Like a chess player viewing his position from his opponent's chair, I've been looking at the ULA the way demi-puppets see us. Their stance has a rough logic-- from the pristine isolation of their perspective.
The ULA and its opponents look at writing from two very different directions. The question isn't so much which side is "right" (as demi-puppets believe), but which viewpoint is healthier for lit and the survival of lit in this ultra-mad culture.
The demi-puppets honor "fine" writing. Perfectly understandable. It's how they've been trained. Their training is the justification for their careers as writers. THE PROBLEM is that the public doesn't view literature through their trained (brainwashed) eyes. The demi-puppets don't want to accept the truth that the ULA has arisen organically from that public-- we see writing through the public's eyes, because those eyes and ours are one and the same.
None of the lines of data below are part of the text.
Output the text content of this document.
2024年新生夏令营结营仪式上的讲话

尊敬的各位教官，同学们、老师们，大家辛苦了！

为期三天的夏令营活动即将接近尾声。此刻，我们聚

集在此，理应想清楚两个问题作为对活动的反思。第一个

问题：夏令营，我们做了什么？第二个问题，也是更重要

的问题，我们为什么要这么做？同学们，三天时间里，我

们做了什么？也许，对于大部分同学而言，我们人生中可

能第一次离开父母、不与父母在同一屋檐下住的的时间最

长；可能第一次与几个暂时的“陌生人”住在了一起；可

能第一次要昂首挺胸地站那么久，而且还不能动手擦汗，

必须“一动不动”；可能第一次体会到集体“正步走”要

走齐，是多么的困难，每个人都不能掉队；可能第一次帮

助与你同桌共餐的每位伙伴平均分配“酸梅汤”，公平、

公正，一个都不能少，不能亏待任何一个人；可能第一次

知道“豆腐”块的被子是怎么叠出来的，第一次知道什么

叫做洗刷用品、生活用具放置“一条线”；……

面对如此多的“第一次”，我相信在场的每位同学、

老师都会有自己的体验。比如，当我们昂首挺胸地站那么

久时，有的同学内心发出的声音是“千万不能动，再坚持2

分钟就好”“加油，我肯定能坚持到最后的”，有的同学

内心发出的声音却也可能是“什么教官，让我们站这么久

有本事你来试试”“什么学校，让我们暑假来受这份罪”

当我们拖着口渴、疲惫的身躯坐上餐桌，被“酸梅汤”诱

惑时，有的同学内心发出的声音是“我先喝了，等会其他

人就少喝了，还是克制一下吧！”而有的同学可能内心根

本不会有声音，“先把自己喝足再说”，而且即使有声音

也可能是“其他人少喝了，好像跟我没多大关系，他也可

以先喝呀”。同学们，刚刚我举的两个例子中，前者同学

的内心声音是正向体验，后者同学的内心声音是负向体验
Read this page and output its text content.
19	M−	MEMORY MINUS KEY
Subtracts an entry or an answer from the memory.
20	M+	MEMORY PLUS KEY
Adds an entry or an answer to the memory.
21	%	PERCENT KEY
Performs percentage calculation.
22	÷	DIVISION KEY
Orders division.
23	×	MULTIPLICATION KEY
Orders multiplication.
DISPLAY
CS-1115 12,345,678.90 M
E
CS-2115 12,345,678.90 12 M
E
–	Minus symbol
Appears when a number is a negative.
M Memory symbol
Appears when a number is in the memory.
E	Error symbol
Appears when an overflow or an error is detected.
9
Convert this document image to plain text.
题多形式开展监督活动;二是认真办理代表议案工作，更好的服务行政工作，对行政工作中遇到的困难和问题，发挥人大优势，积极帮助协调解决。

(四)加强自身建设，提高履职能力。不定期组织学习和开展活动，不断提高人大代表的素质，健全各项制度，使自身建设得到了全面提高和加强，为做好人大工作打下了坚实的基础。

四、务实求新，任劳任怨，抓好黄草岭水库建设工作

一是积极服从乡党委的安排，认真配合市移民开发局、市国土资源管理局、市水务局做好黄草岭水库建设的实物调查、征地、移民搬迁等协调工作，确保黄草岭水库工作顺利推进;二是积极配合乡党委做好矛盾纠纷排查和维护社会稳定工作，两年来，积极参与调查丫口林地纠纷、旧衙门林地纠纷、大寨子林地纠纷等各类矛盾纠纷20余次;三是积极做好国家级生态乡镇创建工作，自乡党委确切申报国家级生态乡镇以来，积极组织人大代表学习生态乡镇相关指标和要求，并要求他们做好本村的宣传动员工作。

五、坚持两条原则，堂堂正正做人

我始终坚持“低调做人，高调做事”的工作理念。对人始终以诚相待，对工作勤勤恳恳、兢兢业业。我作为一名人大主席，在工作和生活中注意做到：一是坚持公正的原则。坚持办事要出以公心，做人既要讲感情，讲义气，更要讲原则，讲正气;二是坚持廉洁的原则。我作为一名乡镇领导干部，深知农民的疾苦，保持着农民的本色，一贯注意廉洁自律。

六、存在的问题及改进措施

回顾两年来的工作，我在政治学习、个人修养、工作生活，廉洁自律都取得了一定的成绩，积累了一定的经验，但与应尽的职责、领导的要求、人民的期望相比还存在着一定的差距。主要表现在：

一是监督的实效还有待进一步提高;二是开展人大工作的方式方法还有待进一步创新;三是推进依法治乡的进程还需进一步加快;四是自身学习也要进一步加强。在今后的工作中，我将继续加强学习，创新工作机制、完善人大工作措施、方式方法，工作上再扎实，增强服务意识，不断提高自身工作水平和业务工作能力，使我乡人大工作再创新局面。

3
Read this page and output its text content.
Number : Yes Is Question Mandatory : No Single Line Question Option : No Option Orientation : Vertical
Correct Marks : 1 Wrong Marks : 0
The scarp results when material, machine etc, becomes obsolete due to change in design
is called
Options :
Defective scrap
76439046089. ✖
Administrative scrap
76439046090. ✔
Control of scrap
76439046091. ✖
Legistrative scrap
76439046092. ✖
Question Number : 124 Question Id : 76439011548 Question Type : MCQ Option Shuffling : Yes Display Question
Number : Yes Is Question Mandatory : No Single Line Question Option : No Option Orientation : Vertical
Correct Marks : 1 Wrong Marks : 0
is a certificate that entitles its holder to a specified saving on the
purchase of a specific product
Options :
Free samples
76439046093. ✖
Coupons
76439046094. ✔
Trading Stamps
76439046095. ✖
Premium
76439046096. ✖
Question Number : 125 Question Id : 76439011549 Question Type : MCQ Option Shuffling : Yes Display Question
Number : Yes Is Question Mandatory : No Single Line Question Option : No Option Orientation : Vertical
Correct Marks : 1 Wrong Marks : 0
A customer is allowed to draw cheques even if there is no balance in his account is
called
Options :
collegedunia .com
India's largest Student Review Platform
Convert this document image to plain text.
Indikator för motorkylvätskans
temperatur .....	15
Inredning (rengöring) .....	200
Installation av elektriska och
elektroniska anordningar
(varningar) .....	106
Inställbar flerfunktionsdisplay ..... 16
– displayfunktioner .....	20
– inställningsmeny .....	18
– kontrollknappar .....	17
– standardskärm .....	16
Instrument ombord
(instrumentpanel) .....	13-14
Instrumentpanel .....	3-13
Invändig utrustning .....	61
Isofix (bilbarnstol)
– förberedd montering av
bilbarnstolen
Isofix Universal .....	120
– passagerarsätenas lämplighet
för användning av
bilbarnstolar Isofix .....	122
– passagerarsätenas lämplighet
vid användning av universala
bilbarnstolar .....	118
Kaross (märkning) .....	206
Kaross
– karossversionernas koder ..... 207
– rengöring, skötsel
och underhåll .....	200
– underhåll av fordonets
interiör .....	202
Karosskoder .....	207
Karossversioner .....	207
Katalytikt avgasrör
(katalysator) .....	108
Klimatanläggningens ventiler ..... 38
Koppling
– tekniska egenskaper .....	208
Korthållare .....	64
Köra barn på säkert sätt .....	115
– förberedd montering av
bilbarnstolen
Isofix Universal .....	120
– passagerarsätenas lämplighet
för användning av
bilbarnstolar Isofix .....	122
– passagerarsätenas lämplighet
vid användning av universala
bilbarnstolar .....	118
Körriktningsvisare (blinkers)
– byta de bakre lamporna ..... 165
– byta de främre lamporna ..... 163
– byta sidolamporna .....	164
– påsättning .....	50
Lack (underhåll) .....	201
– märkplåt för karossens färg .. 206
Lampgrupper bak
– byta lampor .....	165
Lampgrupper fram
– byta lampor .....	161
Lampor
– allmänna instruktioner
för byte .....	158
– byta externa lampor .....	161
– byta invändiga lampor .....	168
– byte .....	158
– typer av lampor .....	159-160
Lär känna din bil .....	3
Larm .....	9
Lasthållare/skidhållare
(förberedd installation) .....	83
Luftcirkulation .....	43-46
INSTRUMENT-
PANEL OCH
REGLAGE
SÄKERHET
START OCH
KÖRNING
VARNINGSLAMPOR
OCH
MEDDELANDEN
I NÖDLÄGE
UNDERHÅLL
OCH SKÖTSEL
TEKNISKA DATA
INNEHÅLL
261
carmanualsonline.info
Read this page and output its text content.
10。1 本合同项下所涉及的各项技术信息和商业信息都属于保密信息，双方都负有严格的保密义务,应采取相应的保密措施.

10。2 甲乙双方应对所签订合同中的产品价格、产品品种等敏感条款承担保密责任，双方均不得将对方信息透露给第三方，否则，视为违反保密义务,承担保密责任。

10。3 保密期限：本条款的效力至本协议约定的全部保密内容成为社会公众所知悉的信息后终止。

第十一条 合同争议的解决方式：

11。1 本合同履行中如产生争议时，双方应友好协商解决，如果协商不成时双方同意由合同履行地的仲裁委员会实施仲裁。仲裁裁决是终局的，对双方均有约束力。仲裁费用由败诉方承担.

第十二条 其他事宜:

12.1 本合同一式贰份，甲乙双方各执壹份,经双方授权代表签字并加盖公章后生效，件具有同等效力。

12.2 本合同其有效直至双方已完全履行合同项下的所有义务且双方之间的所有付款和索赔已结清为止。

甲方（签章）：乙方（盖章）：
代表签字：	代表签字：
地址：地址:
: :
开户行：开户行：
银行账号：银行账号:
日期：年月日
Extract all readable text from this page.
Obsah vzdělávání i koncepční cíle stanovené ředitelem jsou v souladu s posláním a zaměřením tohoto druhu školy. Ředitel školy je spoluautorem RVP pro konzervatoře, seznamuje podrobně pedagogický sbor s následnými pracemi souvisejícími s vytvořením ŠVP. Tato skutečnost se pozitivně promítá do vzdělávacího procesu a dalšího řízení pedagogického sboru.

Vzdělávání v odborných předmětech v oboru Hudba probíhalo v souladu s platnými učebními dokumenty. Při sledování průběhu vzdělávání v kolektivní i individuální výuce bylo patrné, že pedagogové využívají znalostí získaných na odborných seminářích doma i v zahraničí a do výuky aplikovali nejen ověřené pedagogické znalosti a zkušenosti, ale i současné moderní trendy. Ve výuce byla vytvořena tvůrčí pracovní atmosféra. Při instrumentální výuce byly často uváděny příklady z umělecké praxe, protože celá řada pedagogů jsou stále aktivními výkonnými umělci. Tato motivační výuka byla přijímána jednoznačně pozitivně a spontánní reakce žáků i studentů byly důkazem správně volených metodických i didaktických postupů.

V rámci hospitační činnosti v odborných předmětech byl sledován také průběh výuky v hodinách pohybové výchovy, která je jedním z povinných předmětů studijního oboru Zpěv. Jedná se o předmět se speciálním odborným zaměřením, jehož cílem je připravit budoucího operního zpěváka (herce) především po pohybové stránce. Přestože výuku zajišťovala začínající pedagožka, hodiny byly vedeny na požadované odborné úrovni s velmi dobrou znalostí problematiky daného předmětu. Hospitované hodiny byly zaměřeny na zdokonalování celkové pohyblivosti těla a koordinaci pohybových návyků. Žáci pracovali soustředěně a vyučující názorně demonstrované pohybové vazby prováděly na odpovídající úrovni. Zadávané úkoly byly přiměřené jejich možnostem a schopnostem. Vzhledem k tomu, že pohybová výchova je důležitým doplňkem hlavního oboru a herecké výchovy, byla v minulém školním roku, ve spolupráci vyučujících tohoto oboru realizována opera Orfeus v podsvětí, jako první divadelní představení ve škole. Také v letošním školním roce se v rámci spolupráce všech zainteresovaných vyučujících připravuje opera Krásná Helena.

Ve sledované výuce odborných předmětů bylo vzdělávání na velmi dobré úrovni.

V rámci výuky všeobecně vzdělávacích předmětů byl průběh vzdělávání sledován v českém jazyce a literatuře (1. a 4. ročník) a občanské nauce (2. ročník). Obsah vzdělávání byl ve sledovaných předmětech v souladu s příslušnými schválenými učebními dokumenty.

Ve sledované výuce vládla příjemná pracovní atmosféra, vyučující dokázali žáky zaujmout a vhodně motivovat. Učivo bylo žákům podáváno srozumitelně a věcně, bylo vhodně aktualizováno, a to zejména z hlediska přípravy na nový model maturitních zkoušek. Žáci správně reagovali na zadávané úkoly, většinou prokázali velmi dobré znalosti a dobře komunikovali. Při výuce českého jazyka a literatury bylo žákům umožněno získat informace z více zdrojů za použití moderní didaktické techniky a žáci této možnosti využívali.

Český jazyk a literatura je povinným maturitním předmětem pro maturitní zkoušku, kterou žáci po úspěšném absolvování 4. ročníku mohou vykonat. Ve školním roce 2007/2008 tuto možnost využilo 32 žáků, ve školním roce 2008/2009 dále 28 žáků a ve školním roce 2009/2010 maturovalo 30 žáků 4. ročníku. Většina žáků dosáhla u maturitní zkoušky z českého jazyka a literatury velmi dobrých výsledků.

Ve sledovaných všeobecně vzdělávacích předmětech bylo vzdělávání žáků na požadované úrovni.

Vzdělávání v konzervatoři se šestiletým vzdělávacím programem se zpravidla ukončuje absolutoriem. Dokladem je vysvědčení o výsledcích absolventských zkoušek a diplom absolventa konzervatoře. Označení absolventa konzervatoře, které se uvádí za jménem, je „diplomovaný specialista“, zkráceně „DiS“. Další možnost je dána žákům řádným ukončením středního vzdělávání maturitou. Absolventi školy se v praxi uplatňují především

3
The demi-puppets can see the ULA's writing, then, only in terms of the rules and limitations that were programmed into them as students and editors. They've lost the ability to respond spontaneously. Like the opera record producer put into the studio with Big Brother and the Holding Company in 1967 to produce the Janis Joplin band's first album, they can only shriek that we're off-key and not hitting the proper notes! They miss the whole point.
We look back at the 20's Paris collection of underground writers-- Joyce, Stein, Pound, McAlmon-- as having great significance. Their works and lives are discussed and taught. Yet this is not how they were viewed in their own time! For a long while they were unpublished or self-published; were scorned and mocked. How could that day's mandarins have been so stupid?
History tells us that status quo critics and the writers they favor are usually wrong-- because their viewpoint is too of the moment (which means, in a swiftly moving world, of the past); within a box narrow and closed.